Re: SG nodes fail when starting the multi-node package

Hi

Everything that I have read on this error:

"...ERROR: Could not start veritas stack..."

ends up as an incomplete patched node in the cluster.

ALL NODES MUST BE IDENTICAL.

http://docs.hp.com/en/T2771-90028/ch01s04.html#d0e2254
Support Fatherhood - Stop Family Law
Dima Kouznetsov
Advisor

Re: SG nodes fail when starting the multi-node package

Right now I am just trying to get this setup to work on one server (ie cluster with one node). I made sure that I downloaded the latest patches from the HP website, at this point the only thing I can think of trying is going back to the "recommended" or the older patches instead of the newest patches that I got from the website. Although I don't think that will fix my issue, I'm going to give that a shot.
Dima Kouznetsov
Advisor

Re: SG nodes fail when starting the multi-node package

Ok, FINALLY got it up and working. Here is what was wrong with my setup just in case anyone else runs into this issue:

I went back and checked the install of HP Serviceguard Cluster File System for RAC, and saw that not all of the components got installed, there were some errors during the install. After reading the error messages, the system was missing Base-VxTools-50 and SGeRAC (don't know why it needed it, is that normal???). After installing those two, I went back and reinstalled SGCFS for RAC, and it completed without errors. I also applied all the newest patches for SG, SGCFSRAC, VXVM. The main underlying issue was that VXFEN was failing on system startup. After the complete install and reboot it finally started.

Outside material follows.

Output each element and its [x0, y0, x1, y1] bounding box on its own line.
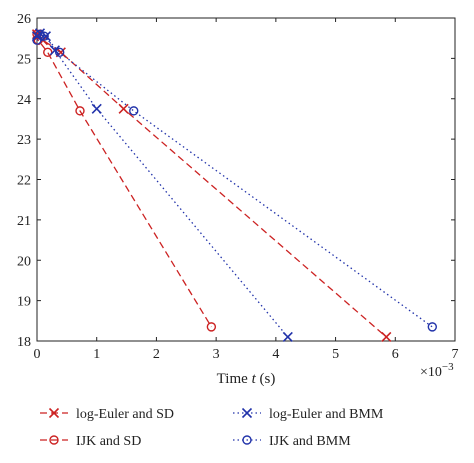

Now, right now it is working on one node (but still huge progress), I will need to go and reinstall the second node to match it and then will try to get the two working together. I will close the thread as soon as I have both up and running. Thanks for all the help!

Dima
Dima Kouznetsov
Advisor

Re: SG nodes fail when starting the multi-node package

The patches definitely did the trick, what baffles me is why those patches weren't listed in the SG installation document. Guess they assume certain things about your system before the install.